Now, I think that covered everyone I think might have merited, to some extent, an answer, without making my blog a sniping post for pro-adoptionists and bitter members of the adoption community. I like having the power to decide what I will and won't answer to or allow cause it's my blog. Nyahhh. Or, could I be......SATAN???????

5 comments:

Anonymous said...

I feel better knowing that you had indeed read parts of "Ithaka".

For some reason I was under the impression that you were relying soley on the opinions of others.

Robin said...

Kippa, my opinion is a blend of my small amount of reading excerpts from that benighted book and what I was told by an adoptee friend and another mother who managed to plow their way through the vitriol. Like I said, TGWWA was not that kind of book.

For me, all it took was a few selected paragraphs to kill my taste for reading the rest.

Anonymous said...

I *have* read Ithaka cover to cover, and I agree with Robin. I would NOT recommend it to anyone.

I am glad that I reunited first before reading it, and that it was not the only book that I read, because it would have negatively colored my idea of reunion and adoptees in general if I had.

Anonymous said...

Robin,

I remember when Ithaka came out it was about the time I first reunited with my son.
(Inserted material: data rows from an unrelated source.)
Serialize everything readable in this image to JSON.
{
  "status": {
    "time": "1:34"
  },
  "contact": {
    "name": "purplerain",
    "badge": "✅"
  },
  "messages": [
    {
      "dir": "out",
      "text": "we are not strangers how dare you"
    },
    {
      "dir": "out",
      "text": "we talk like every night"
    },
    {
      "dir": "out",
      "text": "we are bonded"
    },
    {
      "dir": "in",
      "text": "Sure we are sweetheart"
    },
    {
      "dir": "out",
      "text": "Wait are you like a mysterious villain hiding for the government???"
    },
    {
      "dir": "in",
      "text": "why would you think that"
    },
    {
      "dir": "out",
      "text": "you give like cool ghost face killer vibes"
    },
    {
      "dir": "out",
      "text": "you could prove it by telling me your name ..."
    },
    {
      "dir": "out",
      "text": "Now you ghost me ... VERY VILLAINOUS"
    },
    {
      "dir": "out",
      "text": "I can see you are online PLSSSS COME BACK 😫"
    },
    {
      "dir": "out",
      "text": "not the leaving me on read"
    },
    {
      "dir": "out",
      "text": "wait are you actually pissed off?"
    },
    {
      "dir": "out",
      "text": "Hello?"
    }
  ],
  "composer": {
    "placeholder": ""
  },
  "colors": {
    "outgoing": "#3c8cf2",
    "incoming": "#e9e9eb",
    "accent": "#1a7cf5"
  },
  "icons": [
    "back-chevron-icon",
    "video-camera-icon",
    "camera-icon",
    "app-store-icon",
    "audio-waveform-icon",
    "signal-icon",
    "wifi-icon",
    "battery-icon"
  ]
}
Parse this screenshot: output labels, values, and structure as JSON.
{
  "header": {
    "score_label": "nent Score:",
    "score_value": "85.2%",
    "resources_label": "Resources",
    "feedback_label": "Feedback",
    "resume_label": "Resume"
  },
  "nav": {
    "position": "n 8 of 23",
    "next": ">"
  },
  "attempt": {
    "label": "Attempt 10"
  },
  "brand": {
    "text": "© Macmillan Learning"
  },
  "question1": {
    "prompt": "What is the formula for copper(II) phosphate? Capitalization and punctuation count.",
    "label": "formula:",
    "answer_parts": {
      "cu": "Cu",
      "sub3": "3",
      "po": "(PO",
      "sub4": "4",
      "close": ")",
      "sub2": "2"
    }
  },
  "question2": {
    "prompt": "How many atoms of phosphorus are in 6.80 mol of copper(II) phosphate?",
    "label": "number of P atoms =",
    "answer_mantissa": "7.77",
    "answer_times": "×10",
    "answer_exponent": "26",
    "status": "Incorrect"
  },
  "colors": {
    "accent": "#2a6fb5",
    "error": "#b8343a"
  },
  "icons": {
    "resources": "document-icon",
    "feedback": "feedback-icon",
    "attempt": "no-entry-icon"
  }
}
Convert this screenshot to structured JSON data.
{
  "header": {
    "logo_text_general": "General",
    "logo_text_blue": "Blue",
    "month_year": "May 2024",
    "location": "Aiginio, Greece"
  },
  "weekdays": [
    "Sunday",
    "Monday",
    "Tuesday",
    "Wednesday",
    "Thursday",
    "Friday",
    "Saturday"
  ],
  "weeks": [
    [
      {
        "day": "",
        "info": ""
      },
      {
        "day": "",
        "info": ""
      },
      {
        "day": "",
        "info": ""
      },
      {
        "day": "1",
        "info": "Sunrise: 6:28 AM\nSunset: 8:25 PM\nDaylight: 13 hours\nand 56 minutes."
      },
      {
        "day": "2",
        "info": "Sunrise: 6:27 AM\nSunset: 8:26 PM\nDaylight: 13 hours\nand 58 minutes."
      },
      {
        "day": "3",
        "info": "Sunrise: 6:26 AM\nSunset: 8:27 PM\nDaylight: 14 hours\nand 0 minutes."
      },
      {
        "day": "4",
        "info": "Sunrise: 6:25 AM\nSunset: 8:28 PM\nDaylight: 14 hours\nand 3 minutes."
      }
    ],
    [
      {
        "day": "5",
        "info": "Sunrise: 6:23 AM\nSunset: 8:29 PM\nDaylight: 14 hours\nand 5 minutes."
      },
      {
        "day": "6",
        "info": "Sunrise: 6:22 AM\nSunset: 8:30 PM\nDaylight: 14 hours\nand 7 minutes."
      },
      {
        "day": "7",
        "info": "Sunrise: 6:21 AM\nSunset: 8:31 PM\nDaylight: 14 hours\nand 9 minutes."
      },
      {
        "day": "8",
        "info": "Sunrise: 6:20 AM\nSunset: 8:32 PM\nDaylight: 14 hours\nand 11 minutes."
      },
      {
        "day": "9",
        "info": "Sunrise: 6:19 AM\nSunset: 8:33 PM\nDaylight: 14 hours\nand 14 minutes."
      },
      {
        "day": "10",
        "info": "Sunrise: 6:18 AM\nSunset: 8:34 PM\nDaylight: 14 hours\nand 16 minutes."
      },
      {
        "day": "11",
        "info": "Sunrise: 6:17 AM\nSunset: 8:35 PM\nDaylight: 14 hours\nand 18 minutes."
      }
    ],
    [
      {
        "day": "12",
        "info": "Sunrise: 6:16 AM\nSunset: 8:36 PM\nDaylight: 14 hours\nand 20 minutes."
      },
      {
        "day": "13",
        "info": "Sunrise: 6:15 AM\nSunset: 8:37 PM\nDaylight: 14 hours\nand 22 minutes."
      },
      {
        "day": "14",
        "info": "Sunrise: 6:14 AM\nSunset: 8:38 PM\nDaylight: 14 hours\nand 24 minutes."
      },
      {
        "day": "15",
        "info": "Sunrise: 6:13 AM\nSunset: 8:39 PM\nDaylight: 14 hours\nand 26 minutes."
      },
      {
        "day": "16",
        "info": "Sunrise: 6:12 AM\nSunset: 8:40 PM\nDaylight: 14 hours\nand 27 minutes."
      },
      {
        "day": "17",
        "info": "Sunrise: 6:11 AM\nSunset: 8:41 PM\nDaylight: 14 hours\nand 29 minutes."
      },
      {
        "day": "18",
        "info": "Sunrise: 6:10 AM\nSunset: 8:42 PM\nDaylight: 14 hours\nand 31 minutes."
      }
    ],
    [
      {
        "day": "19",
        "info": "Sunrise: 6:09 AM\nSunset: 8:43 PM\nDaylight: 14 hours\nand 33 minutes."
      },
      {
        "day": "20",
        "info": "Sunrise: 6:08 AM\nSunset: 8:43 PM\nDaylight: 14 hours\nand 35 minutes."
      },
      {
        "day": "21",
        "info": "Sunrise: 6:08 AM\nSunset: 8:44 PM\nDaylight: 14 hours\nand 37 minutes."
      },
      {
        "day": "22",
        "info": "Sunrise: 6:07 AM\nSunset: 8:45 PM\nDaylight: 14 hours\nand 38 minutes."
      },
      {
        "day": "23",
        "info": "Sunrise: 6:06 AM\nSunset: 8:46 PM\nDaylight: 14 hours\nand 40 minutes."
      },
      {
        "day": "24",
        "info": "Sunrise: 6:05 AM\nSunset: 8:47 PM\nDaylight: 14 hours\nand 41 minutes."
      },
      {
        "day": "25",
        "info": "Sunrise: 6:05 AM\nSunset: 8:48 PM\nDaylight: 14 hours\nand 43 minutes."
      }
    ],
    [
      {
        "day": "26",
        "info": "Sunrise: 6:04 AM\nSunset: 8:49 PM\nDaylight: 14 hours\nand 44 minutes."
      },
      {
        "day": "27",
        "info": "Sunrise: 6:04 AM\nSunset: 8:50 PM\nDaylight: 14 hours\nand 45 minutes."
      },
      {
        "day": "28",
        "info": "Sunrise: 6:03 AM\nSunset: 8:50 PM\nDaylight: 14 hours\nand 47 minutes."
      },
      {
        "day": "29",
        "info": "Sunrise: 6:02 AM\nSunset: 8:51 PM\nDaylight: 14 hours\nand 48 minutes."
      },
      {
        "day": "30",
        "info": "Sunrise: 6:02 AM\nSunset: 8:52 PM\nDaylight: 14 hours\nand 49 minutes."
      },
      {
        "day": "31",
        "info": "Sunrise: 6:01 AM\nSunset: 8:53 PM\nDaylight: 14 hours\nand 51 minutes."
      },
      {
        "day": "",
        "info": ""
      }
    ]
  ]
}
Our group started to review it. They didn't finish reviewing it as I guess they didn't see the "prolific" value
of her book.

My opinion of this book was she keep all correspondence and decided that would make a good book.

Boring reading her thoughts about how she felt being an adoptee and how
hard she tried to keep the adoptee denial in place. After a while she she seemed to open up to her parents

She enjoyed being wooed by her parents that had married and wanted to have a relationship.

I WOULD never recommend it to a mother or an adoptee. It doesn't seem to be a great help in reunions in my opinion.

The media picked up on the book somewhat. The media always shows the side of adoption that makes it look like a wonderful thing as there are way to many adopters in the media, Hollywood etc.

Robin said...

What few paragraphs I read, from here and there, were so hateful, I just couldn't get the rest of the way into it at all. I sure don't see it as anything of value where reunion is concerned. And, it sure does seem to encourage the angry adoptees that think their mothers are emotional punching bags for their venting pleasure.